Perubahan ini memungkinkan adanya perkembangan baru dalam upaya pemecahan
masalah. Setiap perubahan peran akan mempengaruhi peran-peran yang lainnya.
8)
Diskusi dan Evaluasi tahap dua
Diskusi
dan evaluasi pada tahap ini sama seperti pada tahap enam, hanya dimaksudkan
untuk menganalisis hasil pemeranan ulang, dan pemecahan masalah pada tahap ini
mungkin sudah lebih jelas. Para peserta didik menyetujui cara tertentu untuk memecahkan masalah,
meskipun dimungkinkan adanya peserta didik yang belum menyetujuinya.
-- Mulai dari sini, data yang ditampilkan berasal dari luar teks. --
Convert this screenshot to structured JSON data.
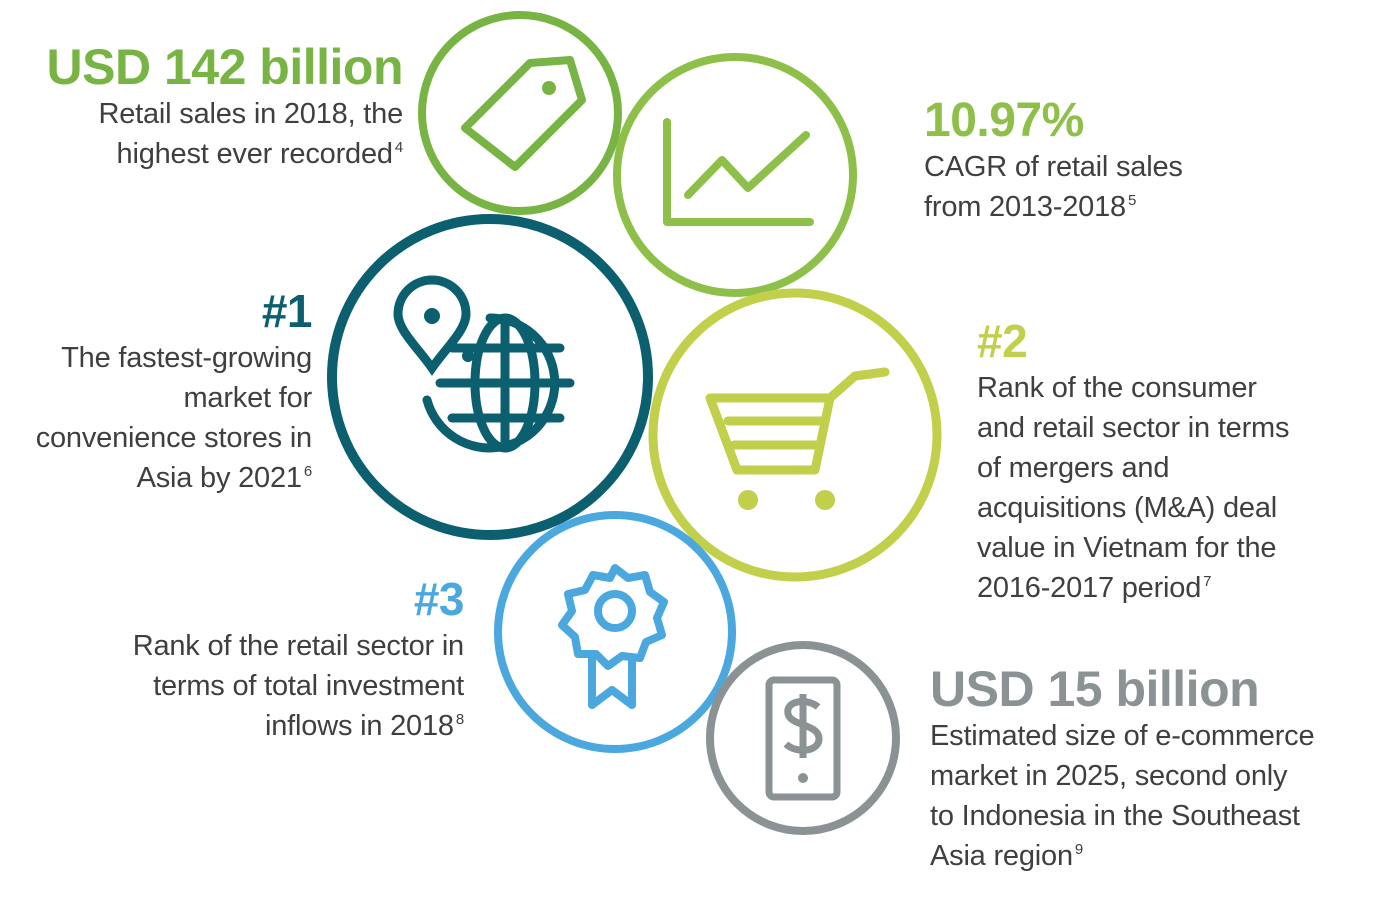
{
  "colors": {
    "green_dark": "#7ab648",
    "green_mid": "#8fbf4a",
    "teal": "#0b5f6e",
    "lime": "#c2cf4a",
    "blue": "#4aa8df",
    "gray": "#8b9293",
    "text": "#3f3f3f"
  },
  "stats": [
    {
      "id": "retail-sales",
      "headline": "USD 142 billion",
      "lines": [
        "Retail sales in 2018, the",
        "highest ever recorded"
      ],
      "footnote": "4",
      "icon": "price-tag-icon",
      "color": "#78b443"
    },
    {
      "id": "cagr",
      "headline": "10.97%",
      "lines": [
        "CAGR of retail sales",
        "from 2013-2018"
      ],
      "footnote": "5",
      "icon": "line-chart-icon",
      "color": "#8dbf49"
    },
    {
      "id": "convenience",
      "headline": "#1",
      "lines": [
        "The fastest-growing",
        "market for",
        "convenience stores in",
        "Asia by 2021"
      ],
      "footnote": "6",
      "icon": "globe-location-icon",
      "color": "#0b5f6e"
    },
    {
      "id": "mna",
      "headline": "#2",
      "lines": [
        "Rank of the consumer",
        "and retail sector in terms",
        "of mergers and",
        "acquisitions (M&A) deal",
        "value in Vietnam for the",
        "2016-2017 period"
      ],
      "footnote": "7",
      "icon": "shopping-cart-icon",
      "color": "#c2cf4a"
    },
    {
      "id": "investment",
      "headline": "#3",
      "lines": [
        "Rank of the retail sector in",
        "terms of total investment",
        "inflows in 2018"
      ],
      "footnote": "8",
      "icon": "award-ribbon-icon",
      "color": "#4aa8df"
    },
    {
      "id": "ecommerce",
      "headline": "USD 15 billion",
      "lines": [
        "Estimated size of e-commerce",
        "market in 2025, second only",
        "to Indonesia in the Southeast",
        "Asia region"
      ],
      "footnote": "9",
      "icon": "mobile-dollar-icon",
      "color": "#8b9293"
    }
  ]
}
Kesepakatan bulat tidak perlu dicapai karena tidak ada cara yang pasti dalam
menghadapi masalah kehidupan.
9)
Membagi pengalaman dan mengambil kesimpulan
Tahap inih tidk harus menghasilkan generalisasi
secara langsung karena tujuan utama bermain peran ialah membantu para peserta
didik untuk memperoleh pengalaman-pengalaman berharga dalam hidupnya melalui
kegiatan interaksional dengan teman-temannya. Mereka bercermin pada orang lain
untuk lebih memahami dirinya. Hal ini mengandung implikasi bahwa yang paling
penting dalam bermain peran ialah terjadinya saling tukar pengalaman. Proses
ini mewarnai seluruh kegiatan bermain peran, yang lebih ditegaskan lagi pada
tahap akhir. Pada tahap ini para peserta didik saling mengemukakan pengalaman
hidupnya dalam berhadapan dengan orang tua, guru, teman-teman dan sebagainya.
Semua pengalaman peserta didik dapat di ungkap atau muncul secara spontan.
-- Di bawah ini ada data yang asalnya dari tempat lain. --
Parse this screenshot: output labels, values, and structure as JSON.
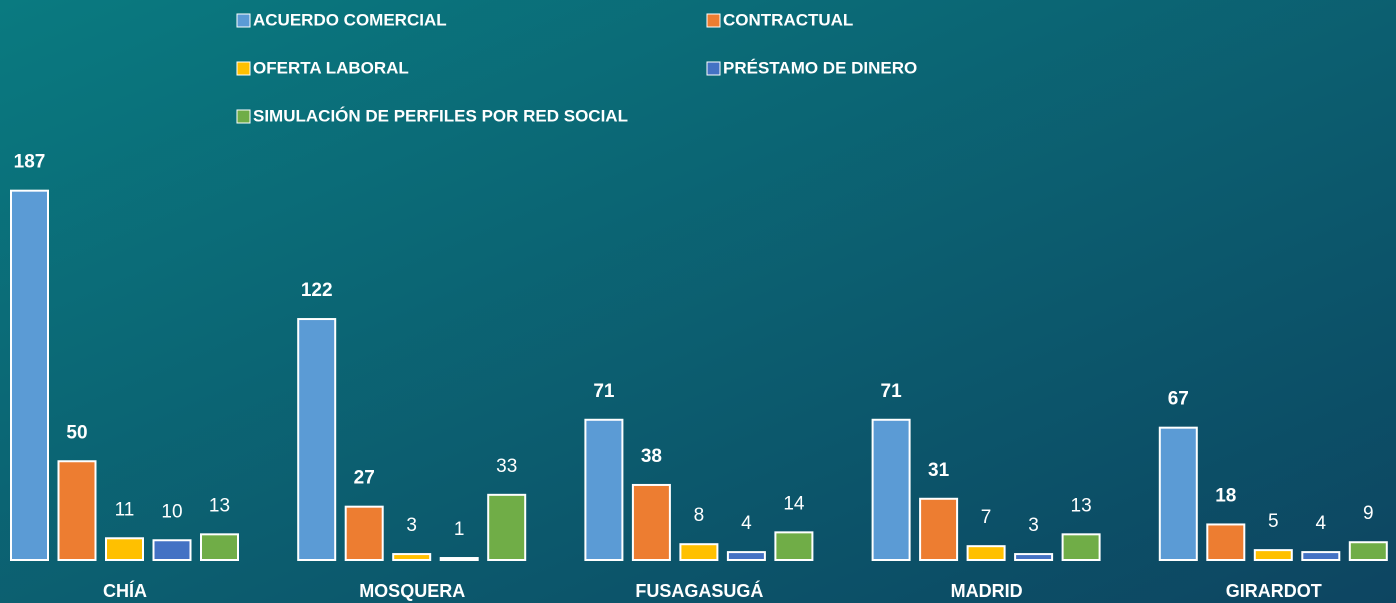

Keberhasilan bermain peran bergantung pada kemampuan dalam mengungkap
pengalaman pribadi peserta didik. Di samping terdapat aneka ragam pengalaman,
dalam hal tertentu dimungkinkan ada kesamaan pengalaman di antar peserta didik.
Berdasarkan kesamaan pengalaman ini ditarik suatu generalisasi.
Melalui bermain
peran para peserta didik dapat berlatih untuk menerapkan prinsip-prinsip
demokrasi. Kelas dapat diibaratkan sebagai suatu kehidupan sosial tempat para
peserta didik belajar mengemukakan pendapat dan menghargai pendapat orang lain.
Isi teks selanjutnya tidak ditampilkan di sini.